The much-hyped, well-funded Gogoro revealed its $4,000 Smartscooter at CES in January 2015. The sleek vehicle delivers nice numbers: zero to 30 in 4.2 seconds, top speed of 60 mph, 50-50 weight distribution. When the two 20-pound batteries run low, the rider swaps them out for fresh ones at a Gogoro “Go Station.”
Gogoro’s first 18 months in the public eye have seen impressive progress. The company’s sold 10,000 scooters since launching in Taiwan last summer, and it’s built a network of 225 charging stations. Those stations, ATM-sized kiosks holding eight batteries apiece, could offer the potential to store renewable energy, key to the shift away from fossil fuels.
If you want to start running things on solar and wind power instead of coal and oil, you need that kind of storage. Today’s electrical grid doesn’t stockpile electricity. Utilities immediately deliver what they produce, and make just enough to meet demand at any given moment. That works when you can shovel coal into a furnace as needed, but sunshine and wind aren’t so pliable. That’s why Elon Musk wants to sell you a battery to go with your solar panels and Gogoro thinks a global network of batteries could do a lot more than power some scooters.
That’s all in the future for the time being. For now, Gogoro’s focused on getting rubber onto asphalt. And for its European debut, it’s taking a new tack. Instead of selling scooters to individual Berliners and setting up a city-wide network of charging stations, Gogoro has sold them to Coup, a Bosch subsidiary that also launches today. The new scooter sharing service charges three euros for a 30-minute ride, or 20 euros for a full day. Gogoro limits the Smartscooter’s speed to 28 mph, classifying it as a vehicle available to anyone over the age of 21 with a driver’s license.

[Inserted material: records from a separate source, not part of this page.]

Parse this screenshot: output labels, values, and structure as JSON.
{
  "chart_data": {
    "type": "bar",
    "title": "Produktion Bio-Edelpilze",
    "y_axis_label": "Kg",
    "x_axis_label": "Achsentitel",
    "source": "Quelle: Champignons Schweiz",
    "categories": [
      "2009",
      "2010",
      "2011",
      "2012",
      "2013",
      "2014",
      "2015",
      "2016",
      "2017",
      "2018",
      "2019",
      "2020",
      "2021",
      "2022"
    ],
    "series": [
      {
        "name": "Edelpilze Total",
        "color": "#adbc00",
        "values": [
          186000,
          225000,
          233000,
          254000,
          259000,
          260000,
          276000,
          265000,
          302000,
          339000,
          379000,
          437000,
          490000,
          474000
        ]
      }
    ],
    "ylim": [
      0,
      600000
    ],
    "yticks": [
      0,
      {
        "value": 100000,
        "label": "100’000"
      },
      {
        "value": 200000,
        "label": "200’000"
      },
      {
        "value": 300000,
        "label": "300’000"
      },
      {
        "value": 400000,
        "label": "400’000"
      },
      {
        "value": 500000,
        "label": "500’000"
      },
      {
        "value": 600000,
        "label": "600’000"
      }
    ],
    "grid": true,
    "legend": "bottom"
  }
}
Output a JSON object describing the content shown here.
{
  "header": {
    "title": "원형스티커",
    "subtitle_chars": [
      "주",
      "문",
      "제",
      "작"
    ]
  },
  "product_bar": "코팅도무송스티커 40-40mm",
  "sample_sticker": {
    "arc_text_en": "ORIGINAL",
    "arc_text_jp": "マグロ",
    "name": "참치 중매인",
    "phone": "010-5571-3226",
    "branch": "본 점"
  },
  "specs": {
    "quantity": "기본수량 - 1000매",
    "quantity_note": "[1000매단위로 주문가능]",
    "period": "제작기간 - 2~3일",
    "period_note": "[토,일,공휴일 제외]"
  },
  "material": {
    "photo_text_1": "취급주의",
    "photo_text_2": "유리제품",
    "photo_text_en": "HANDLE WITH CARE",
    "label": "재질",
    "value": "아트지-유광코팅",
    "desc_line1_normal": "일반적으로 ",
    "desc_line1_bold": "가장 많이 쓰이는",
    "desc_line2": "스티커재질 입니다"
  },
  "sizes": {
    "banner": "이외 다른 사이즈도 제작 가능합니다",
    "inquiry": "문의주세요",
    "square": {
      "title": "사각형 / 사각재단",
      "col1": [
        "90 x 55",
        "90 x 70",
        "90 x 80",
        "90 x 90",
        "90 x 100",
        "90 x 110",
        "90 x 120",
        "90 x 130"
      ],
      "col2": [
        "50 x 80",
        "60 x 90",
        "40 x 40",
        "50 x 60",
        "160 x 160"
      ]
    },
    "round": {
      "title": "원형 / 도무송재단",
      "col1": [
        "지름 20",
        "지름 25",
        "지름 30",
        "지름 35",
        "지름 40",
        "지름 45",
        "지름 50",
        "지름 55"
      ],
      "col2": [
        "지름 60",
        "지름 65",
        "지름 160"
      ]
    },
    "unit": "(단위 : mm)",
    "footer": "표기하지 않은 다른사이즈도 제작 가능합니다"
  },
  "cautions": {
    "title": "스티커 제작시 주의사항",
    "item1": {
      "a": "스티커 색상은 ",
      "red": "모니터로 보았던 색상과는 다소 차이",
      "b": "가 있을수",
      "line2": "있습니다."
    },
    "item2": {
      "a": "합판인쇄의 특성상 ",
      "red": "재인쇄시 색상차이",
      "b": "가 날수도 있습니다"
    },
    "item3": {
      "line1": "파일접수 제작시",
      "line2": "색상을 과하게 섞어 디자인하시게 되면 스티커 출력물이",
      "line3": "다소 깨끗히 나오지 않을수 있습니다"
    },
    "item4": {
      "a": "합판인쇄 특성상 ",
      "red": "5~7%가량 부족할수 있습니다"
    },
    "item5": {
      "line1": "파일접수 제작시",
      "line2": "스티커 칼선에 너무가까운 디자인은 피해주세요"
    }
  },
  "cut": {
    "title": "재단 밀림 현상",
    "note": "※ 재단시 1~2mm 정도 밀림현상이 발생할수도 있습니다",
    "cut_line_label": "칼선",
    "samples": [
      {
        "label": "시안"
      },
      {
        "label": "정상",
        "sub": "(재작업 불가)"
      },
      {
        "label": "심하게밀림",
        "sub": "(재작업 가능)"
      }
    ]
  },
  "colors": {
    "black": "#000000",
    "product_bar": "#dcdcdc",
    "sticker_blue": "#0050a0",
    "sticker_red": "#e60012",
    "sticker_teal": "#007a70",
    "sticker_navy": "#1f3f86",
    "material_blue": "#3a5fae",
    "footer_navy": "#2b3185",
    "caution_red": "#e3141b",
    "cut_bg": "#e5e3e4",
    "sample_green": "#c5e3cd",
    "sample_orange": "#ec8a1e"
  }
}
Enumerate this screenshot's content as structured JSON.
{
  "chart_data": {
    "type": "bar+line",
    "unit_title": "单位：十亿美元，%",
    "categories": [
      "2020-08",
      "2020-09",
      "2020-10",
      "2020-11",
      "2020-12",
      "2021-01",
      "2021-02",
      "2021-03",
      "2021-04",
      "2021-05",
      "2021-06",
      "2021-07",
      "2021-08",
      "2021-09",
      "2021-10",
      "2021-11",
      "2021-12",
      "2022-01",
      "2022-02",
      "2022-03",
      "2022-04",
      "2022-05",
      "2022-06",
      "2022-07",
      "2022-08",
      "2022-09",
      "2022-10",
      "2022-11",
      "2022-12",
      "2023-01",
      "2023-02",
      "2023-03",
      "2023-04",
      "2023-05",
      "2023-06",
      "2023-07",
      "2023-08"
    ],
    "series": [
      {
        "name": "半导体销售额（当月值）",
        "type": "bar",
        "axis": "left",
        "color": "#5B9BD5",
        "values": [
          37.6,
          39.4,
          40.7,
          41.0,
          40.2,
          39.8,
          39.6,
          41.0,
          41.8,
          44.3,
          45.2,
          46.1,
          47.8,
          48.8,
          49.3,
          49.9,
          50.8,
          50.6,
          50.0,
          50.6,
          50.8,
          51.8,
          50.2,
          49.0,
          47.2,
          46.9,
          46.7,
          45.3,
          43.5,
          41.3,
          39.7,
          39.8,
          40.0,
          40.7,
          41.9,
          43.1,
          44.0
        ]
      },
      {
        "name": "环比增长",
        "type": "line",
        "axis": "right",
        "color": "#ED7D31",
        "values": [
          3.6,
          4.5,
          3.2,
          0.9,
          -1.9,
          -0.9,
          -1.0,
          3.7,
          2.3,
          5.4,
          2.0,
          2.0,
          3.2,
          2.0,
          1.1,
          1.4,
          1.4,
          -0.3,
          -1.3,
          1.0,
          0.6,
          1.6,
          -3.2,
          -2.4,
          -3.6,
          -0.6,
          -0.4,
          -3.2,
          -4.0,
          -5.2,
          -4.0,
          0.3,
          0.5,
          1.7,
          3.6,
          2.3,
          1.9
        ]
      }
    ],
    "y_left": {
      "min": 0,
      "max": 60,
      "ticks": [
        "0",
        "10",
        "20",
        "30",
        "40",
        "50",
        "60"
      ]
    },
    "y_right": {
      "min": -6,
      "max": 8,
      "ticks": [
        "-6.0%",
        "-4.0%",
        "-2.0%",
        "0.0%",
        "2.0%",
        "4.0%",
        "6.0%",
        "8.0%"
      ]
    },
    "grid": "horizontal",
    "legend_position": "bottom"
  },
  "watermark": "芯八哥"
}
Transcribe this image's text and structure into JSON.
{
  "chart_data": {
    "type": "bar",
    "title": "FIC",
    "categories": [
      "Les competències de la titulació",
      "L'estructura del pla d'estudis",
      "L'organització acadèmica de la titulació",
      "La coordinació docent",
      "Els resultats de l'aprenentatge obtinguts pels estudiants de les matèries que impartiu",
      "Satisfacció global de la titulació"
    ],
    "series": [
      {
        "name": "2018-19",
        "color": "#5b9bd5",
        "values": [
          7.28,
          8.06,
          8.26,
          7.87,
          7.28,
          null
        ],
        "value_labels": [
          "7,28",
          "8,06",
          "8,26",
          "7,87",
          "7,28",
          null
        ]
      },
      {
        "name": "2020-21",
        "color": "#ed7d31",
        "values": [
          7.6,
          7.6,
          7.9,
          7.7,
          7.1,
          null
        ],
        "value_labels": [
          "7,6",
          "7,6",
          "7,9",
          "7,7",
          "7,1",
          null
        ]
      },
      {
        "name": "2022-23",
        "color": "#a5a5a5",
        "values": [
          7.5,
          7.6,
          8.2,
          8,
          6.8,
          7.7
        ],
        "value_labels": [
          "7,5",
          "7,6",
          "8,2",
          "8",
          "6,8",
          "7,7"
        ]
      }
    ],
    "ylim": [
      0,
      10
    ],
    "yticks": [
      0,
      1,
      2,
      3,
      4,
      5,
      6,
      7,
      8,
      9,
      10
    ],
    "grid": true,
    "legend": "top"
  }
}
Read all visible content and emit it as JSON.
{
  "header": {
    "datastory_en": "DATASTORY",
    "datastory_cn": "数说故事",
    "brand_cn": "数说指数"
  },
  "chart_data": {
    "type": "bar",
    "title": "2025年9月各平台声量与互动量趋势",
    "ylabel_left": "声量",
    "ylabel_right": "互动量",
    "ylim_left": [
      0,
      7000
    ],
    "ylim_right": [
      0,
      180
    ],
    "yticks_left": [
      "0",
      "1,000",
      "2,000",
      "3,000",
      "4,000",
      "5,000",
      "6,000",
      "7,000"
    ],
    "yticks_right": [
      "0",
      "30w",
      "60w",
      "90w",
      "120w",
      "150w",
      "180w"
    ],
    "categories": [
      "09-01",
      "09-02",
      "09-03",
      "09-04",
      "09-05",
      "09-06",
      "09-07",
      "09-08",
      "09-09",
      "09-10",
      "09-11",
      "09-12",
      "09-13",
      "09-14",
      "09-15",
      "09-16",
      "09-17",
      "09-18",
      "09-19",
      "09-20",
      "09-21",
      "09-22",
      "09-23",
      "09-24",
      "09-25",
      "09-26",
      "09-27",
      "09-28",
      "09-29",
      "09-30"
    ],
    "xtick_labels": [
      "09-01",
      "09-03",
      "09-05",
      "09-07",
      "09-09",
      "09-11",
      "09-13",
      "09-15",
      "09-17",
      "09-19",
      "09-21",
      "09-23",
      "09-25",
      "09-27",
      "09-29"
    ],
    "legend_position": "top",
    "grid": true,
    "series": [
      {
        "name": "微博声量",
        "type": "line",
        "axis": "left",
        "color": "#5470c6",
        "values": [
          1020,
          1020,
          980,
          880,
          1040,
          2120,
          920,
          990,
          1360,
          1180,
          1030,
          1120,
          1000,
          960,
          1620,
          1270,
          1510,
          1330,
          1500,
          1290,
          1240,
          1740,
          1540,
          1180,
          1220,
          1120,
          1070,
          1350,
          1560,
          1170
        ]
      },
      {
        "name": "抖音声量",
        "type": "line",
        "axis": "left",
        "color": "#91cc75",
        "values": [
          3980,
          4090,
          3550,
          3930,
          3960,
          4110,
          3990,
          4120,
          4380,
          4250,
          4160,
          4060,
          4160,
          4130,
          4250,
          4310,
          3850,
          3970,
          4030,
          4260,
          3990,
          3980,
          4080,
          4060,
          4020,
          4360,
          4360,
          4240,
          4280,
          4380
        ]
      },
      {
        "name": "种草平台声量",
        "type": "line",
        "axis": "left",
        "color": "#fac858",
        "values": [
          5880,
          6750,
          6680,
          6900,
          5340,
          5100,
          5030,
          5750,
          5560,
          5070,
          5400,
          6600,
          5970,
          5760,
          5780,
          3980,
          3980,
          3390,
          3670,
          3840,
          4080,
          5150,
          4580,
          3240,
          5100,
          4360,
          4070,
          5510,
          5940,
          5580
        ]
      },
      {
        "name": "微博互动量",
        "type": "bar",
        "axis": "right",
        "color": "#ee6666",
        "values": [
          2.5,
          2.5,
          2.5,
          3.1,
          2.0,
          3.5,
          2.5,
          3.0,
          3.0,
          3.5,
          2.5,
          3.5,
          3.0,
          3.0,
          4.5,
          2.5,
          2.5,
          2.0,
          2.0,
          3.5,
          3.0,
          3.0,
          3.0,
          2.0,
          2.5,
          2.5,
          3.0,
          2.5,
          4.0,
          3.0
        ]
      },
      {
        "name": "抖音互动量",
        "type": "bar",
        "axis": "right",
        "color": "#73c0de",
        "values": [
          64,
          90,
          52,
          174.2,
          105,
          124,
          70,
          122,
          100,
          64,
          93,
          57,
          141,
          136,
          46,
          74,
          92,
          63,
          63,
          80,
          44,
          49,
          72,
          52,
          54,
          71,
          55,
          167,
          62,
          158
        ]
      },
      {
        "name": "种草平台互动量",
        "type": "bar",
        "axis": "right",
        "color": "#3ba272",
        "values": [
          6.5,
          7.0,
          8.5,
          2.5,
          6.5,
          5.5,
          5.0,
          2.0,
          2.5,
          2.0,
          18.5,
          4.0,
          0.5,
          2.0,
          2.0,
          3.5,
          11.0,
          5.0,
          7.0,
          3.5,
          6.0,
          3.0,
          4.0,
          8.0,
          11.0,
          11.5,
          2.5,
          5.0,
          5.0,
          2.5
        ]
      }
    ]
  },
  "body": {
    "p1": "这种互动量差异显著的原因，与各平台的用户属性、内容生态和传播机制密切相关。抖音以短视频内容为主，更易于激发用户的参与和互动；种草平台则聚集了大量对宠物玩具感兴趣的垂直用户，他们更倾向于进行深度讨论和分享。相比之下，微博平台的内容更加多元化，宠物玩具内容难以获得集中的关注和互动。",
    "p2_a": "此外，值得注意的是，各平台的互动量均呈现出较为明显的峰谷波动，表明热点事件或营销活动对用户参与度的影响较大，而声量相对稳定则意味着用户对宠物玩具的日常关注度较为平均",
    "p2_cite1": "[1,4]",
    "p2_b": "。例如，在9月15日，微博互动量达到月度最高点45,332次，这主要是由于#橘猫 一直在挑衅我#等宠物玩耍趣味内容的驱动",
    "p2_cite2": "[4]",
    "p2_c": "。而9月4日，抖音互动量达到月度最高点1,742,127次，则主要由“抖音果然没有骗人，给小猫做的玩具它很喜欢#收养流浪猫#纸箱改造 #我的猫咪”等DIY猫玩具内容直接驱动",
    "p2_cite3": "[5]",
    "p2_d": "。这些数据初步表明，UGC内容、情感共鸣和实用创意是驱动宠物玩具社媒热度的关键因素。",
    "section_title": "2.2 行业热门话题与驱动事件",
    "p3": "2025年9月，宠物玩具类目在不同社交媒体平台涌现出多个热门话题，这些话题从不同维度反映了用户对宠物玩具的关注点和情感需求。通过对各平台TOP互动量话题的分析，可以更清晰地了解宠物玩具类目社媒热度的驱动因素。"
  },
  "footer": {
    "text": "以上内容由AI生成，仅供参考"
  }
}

If all that sounds familiar, you’ve probably heard of Scoot, which offers a fleet of 400 electric scooters to those uninterested in walking up San Francisco’s gnarly hills or waiting for the cable car. The startup’s business model matches Coup’s very closely, down to the pricing and smartphone app for finding and renting a vehicle.
Gogoro’s expensive, stylish, high-tech Smartscooter seems like an odd fit for this kind of duty. Bike share bikes, for example, are usually light on swanky features and built for durability. They’re built for a rough life on the streets, with no one owner to keep them safe. Scoot’s two-wheelers, made by Mahindra’s GenZe, are almost ostentatiously practical and free of frills. Scoot chose a matte red paint that stands out in traffic and wears well over time, says CEO Michael Keating. “We’re not a retail product, we’ve always thought that the most important thing is to focus on the transportation itself.”
Coup, however, likes the style of Gogoro’s ride, with its personalized lighting schemes and LCD screen. The best way to get people onto electric vehicles is to offer them cool electric vehicles, says Urs Rahne, Coup’s general manger.
Otherwise, Gogoro’s setup is good for a publicly-accessible fleet. The company can track its scooters, and knows when they crash or run low on power. And riders don’t need a physical key—a smartphone can locate, unlock, and rev up the ride.
All that matters to Coup’s key goal: making its service as painless as possible. Customers don’t need to return the scooter to a specific spot—just park it on the sidewalk and walk away. They won’t even swap their own batteries: Coup employees will drive around Berlin in a (gas-powered) van, popping fresh units into any scooter that needs them. While they’re on the scene, they’ll clean the included helmet and verify the scooter’s in good shape.
The sharing program is launching in four central neighborhoods in Berlin, and will likely expand throughout the city and elsewhere once things are running smoothly.